Essential Japanese Greetings and Phrases for Beginners
A handful of greetings and set phrases will carry you through most first encounters in Japanese — and politeness level matters.
About the author
Luke McLaughlin created Constructing Language after living in Japan and later learning Mandarin Chinese from scratch. The lessons, games, and guides are built from that first-hand learner experience and checked against native-speaker course work with Hiro for Japanese and Xiang for Mandarin Chinese.
- Lived in Japan and studied Japanese through immersion and structured self-study.
- Learned Mandarin Chinese from scratch as an adult learner.
- Created the Construction Method: audio-first sentence building, grammar graphics, and active recall.
- Built Japanese course material with Hiro and Mandarin course material with Xiang, both native-speaker collaborators.
Start with the time-of-day greetings
Japanese greetings change with the time of day and the situation. Learning the core set first means you can open almost any conversation politely.
- おはようございます (ohayou gozaimasu) — good morning (polite).
- こんにちは (konnichiwa) — hello / good afternoon.
- こんばんは (konbanwa) — good evening.
- さようなら (sayounara) — goodbye (fairly formal).
Politeness is part of the phrase
Many Japanese phrases have casual and polite forms. As a beginner, default to the polite form (often ending in です/ます or adding ございます) with people you do not know well. It is rarely wrong to be a little more polite.

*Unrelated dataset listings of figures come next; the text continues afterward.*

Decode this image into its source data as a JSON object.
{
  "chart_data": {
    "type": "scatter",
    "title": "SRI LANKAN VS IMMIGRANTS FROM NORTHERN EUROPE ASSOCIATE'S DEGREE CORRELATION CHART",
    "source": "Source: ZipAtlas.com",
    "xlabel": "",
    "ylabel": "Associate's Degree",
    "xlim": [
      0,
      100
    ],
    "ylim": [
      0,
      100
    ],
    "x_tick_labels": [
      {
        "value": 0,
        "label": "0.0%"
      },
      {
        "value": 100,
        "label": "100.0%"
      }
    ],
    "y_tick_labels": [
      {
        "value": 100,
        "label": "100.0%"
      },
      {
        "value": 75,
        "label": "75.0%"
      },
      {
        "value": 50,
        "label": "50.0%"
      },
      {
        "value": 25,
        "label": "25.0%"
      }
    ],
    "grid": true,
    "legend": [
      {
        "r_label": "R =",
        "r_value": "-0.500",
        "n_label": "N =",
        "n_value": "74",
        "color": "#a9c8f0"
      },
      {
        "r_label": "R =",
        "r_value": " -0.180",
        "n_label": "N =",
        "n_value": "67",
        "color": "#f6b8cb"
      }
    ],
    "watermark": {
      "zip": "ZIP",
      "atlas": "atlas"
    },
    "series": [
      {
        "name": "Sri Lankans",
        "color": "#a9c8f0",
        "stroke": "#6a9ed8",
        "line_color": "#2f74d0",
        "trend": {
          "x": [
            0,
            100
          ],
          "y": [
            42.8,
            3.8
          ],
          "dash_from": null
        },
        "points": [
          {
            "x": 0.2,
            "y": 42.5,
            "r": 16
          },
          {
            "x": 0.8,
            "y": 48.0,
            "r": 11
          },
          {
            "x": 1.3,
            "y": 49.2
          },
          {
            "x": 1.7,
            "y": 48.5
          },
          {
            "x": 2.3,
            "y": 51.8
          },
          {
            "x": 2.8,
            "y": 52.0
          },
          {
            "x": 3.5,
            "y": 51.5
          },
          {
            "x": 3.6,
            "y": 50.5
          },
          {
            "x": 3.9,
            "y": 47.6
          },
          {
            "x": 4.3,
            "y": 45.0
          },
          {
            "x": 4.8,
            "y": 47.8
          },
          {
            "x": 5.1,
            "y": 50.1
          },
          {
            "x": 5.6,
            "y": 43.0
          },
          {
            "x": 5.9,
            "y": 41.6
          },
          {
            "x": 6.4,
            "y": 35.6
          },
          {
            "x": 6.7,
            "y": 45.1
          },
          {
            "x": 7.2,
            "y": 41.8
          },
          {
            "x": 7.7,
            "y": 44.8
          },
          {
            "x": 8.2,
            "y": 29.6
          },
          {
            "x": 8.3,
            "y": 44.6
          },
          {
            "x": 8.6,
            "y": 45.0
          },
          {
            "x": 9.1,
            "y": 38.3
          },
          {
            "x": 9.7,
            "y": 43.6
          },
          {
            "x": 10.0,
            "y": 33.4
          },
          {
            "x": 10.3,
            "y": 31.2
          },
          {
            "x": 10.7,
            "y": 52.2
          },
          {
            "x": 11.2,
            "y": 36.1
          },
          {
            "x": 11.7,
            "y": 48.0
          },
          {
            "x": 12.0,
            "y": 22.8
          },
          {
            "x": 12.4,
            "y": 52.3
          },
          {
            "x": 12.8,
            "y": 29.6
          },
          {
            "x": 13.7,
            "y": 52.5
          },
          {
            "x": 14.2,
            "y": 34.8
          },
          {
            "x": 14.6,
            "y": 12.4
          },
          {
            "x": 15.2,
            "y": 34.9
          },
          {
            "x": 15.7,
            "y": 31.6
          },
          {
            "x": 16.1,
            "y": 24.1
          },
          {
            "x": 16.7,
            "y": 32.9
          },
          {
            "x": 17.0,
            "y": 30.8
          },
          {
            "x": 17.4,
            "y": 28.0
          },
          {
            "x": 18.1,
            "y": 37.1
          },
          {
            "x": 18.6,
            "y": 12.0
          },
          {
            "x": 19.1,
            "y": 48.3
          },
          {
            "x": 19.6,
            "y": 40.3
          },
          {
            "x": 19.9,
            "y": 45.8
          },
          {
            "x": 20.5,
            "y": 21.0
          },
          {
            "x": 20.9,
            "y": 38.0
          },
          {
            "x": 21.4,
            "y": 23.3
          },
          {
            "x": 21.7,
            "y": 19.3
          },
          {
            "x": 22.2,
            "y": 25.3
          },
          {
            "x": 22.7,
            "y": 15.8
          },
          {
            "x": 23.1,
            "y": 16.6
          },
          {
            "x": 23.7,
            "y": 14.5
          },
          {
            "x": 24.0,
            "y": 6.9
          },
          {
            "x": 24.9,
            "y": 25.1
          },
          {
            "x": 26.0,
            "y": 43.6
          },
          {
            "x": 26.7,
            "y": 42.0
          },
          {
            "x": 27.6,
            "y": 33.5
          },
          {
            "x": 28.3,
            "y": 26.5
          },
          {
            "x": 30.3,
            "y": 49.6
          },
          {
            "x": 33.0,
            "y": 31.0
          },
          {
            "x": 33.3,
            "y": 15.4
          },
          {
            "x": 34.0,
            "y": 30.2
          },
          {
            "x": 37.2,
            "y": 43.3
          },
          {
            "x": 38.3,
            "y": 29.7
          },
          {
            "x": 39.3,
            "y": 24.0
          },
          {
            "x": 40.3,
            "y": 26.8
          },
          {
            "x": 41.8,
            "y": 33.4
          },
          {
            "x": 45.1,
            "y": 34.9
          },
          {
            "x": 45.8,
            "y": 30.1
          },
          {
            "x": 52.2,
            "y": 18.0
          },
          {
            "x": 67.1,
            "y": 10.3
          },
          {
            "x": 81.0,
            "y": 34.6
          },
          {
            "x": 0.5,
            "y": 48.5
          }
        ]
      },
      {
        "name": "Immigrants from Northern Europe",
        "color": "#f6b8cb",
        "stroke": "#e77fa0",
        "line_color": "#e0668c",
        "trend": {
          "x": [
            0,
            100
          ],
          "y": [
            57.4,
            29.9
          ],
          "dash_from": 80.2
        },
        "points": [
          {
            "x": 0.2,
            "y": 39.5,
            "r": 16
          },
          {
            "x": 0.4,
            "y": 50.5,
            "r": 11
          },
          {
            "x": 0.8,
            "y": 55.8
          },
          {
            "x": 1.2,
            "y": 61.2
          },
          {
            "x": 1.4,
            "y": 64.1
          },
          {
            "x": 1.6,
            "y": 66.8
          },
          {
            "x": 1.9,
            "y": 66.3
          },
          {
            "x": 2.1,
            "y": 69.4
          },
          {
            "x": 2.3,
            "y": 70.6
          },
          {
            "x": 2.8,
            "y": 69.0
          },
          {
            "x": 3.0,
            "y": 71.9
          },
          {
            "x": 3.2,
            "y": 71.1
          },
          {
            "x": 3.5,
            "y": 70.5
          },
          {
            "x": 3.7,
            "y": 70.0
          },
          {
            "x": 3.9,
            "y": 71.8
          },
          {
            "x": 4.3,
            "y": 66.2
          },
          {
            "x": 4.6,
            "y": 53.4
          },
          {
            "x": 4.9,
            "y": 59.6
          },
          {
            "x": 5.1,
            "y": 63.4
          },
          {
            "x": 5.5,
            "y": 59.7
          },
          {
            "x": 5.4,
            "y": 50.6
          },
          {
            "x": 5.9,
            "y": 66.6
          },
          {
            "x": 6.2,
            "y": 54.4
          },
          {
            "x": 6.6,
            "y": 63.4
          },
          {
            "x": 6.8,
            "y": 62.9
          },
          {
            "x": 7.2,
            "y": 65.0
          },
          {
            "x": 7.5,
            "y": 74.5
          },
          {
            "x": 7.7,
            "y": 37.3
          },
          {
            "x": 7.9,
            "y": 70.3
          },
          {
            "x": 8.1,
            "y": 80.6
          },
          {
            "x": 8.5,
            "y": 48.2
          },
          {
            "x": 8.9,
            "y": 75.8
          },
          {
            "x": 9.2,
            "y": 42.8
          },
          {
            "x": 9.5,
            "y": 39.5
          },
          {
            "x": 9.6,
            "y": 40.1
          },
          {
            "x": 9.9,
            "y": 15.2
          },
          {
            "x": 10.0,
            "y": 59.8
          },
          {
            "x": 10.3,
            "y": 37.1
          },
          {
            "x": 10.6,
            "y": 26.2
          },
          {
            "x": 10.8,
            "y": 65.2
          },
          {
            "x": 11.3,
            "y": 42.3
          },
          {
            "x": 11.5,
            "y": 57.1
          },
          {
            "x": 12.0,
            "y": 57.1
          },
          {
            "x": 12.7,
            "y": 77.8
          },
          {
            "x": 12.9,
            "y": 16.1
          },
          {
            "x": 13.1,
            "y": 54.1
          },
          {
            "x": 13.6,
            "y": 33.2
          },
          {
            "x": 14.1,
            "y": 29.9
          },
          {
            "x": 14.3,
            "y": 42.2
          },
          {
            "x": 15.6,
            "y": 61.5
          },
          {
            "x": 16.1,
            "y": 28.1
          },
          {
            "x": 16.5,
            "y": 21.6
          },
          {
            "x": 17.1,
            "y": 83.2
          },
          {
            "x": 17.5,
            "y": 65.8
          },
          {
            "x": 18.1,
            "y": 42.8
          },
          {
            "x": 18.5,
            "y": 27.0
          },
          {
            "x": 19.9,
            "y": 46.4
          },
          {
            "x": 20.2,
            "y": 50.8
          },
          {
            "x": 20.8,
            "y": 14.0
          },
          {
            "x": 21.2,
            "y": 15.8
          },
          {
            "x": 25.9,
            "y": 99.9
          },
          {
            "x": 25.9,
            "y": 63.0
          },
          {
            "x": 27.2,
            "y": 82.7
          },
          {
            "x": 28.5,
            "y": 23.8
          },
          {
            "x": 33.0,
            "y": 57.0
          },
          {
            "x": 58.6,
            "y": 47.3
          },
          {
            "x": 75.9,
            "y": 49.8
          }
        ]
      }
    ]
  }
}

The everyday survival phrases
A small set of set phrases covers thanks, apologies, and getting attention — the situations beginners meet first.
- ありがとうございます (arigatou gozaimasu) — thank you (polite).
- すみません (sumimasen) — excuse me / sorry / to get attention.
- お願いします (onegaishimasu) — please (when requesting something).
- はい / いいえ (hai / iie) — yes / no.
Frequently Asked Questions
How do you say hello in Japanese?
The most common all-purpose greeting is こんにちは (konnichiwa), used during the day. In the morning, use おはようございます (ohayou gozaimasu); in the evening, こんばんは (konbanwa).
What are the most important Japanese phrases for beginners?
Start with greetings (こんにちは), thanks (ありがとうございます), excuse me/sorry (すみません), please (お願いします), and yes/no (はい/いいえ). These cover most first interactions politely.
Should I use polite or casual Japanese as a beginner?
Default to the polite forms (です/ます, ございます) with people you don't know well. Being slightly more polite is rarely wrong, while being too casual can come across as rude.